FSU ReCycle Bike Program Holds Bike Safety Class
In preparation for the upcoming school year, the Florida State University reCycle Bike Program recently teamed with the Florida State Police Department to create and present a set of guidelines promoting bike safety and biker awareness on and off campus.
Representatives from the reCycle Bike Program—sponsored by Florida State University Sustainable Campus—stood at Integration Statue on Thursday morning, Aug 25, to provide fundamental knowledge about cycling, ranging from state laws and mandatory guidelines to helpful advice and regional tips.
Beth Burford, a senior and student program coordinator with the FSU reCycle Bike Program, lead the class through different scenarios involving bike safety, handing out complimentary ‘swag bags’ full of pamphlets and useful equipment to everyone in the audience.
“Make yourself seen—wear bright colors, use a headlight and a blinking taillight at night,” remarked Burford, as she pulled several reflective strips from her swag bag as an example.
More tips and guidelines on bike safety from Burford and the reCycle Bike Program included:
- Keep headphones out of your ears
- Avoid hugging the curb or gutter
- Take up the whole lane when appropriate (i.e. when crossing intersections)
- Communicate with other drivers; use hand signals; be polite
- Yield to pedestrians, stop at traffic lights and stop signs
While outlining the possible dangers of riding a bike and how to avoid them, Burford also explained the safety benefits of cycling.
“You are exposed to everything—statistically, the more bikes and bikers in a certain location, the safer the roads,” said Burford.
As a student coordinator for the reCycle Bike Program, Burford is part of the initiative to provide a low-cost, sustainable transportation option for FSU student and to see more bikes on and off campus.
The FSU reCycle Bike Program promotes a healthy, environmentally friendly lifestyle by offering students a low-cost, rental bike program for one semester ($60) or the whole school year ($100).
“People who bike are helping the environment, helping themselves and helping the community,” added Burford.
In addition to a bike, renters will receive different information and opportunities to learn about bicycle repair and maintenance, commuting on and off campus, and connecting with the cycling community in Tallahassee.
The FSU reCycle Bike Program rents out the recycled bikes on a first come, first serve basis during the first week of the semester.
As well as providing the equipment, the reCycle Bike Program has many resources for bicyclists and non-bicyclists on its Facebook page, including digital biking routes.
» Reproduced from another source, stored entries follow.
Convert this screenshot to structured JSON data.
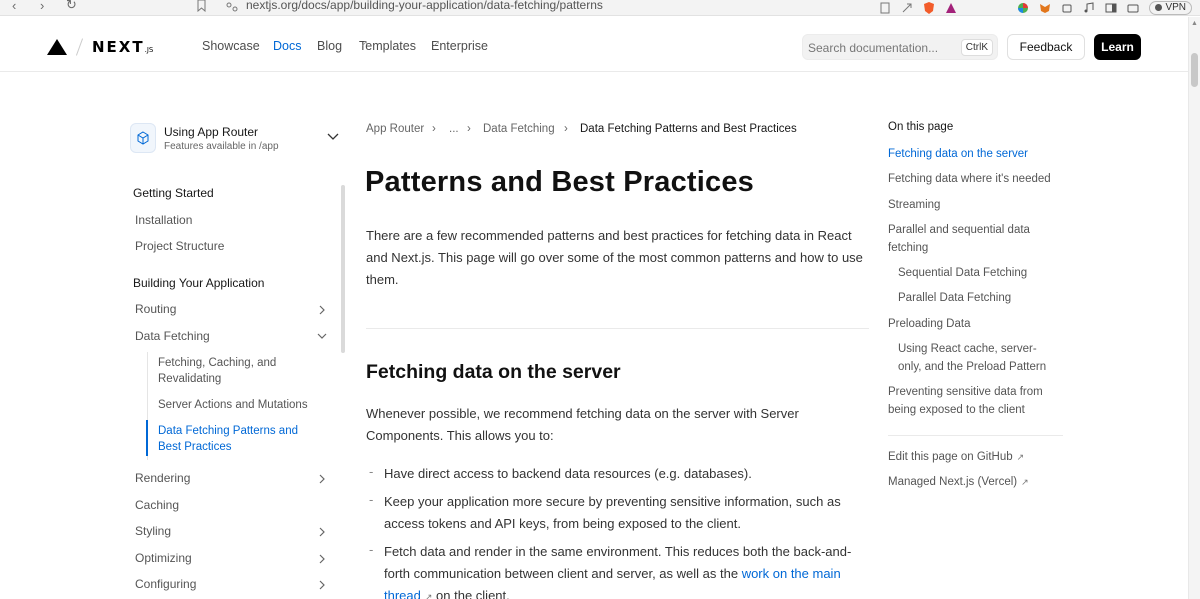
{
  "browser": {
    "url": "nextjs.org/docs/app/building-your-application/data-fetching/patterns",
    "vpn_label": "VPN"
  },
  "header": {
    "logo_text": "NEXT",
    "logo_suffix": ".JS",
    "nav": [
      {
        "label": "Showcase",
        "external": false,
        "active": false
      },
      {
        "label": "Docs",
        "external": false,
        "active": true
      },
      {
        "label": "Blog",
        "external": false,
        "active": false
      },
      {
        "label": "Templates",
        "external": true,
        "active": false
      },
      {
        "label": "Enterprise",
        "external": true,
        "active": false
      }
    ],
    "external_mark": "↗",
    "search_placeholder": "Search documentation...",
    "search_shortcut": "CtrlK",
    "feedback_label": "Feedback",
    "learn_label": "Learn"
  },
  "sidebar": {
    "router_title": "Using App Router",
    "router_subtitle": "Features available in /app",
    "getting_started": {
      "heading": "Getting Started",
      "items": [
        "Installation",
        "Project Structure"
      ]
    },
    "building": {
      "heading": "Building Your Application",
      "routing": "Routing",
      "data_fetching": "Data Fetching",
      "data_fetching_children": [
        "Fetching, Caching, and Revalidating",
        "Server Actions and Mutations",
        "Data Fetching Patterns and Best Practices"
      ],
      "rest": [
        "Rendering",
        "Caching",
        "Styling",
        "Optimizing",
        "Configuring"
      ]
    }
  },
  "breadcrumb": {
    "items": [
      "App Router",
      "...",
      "Data Fetching",
      "Data Fetching Patterns and Best Practices"
    ],
    "separator": "›"
  },
  "main": {
    "title": "Patterns and Best Practices",
    "intro_lines": [
      "There are a few recommended patterns and best practices for fetching data in React",
      "and Next.js. This page will go over some of the most common patterns and how to use",
      "them."
    ],
    "section_title": "Fetching data on the server",
    "section_intro_lines": [
      "Whenever possible, we recommend fetching data on the server with Server",
      "Components. This allows you to:"
    ],
    "bullet_marker": "-",
    "bullets": {
      "b1_line1": "Have direct access to backend data resources (e.g. databases).",
      "b2_line1": "Keep your application more secure by preventing sensitive information, such as",
      "b2_line2": "access tokens and API keys, from being exposed to the client.",
      "b3_line1": "Fetch data and render in the same environment. This reduces both the back-and-",
      "b3_line2_text": "forth communication between client and server, as well as the ",
      "b3_link1": "work on the main",
      "b3_link2": "thread",
      "b3_line3_rest": " on the client."
    }
  },
  "toc": {
    "title": "On this page",
    "items": [
      {
        "label": "Fetching data on the server",
        "active": true
      },
      {
        "label": "Fetching data where it's needed",
        "active": false
      },
      {
        "label": "Streaming",
        "active": false
      },
      {
        "label": "Parallel and sequential data fetching",
        "active": false
      },
      {
        "label": "Sequential Data Fetching",
        "active": false
      },
      {
        "label": "Parallel Data Fetching",
        "active": false
      },
      {
        "label": "Preloading Data",
        "active": false
      },
      {
        "label": "Using React cache, server-only, and the Preload Pattern",
        "active": false
      },
      {
        "label": "Preventing sensitive data from being exposed to the client",
        "active": false
      }
    ],
    "edit_github": "Edit this page on GitHub",
    "managed": "Managed Next.js (Vercel)",
    "external_mark": "↗"
  }
}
The program is also in the process of recording bike routes on camera to create a video library of bike paths around the city.
At the end of the safety class, a Sustainable Campus representative attached a goPro camera to her helmet, as the reCycle Bike Program the FSUPD offered a group bike ride from Integration Statue to Railroad Square and back.
“It can definitely be looked at as community building,” said Burford. “We are trying to connect our campus, make it safer, and make cycling and bike safety a collective initiative at FSU.”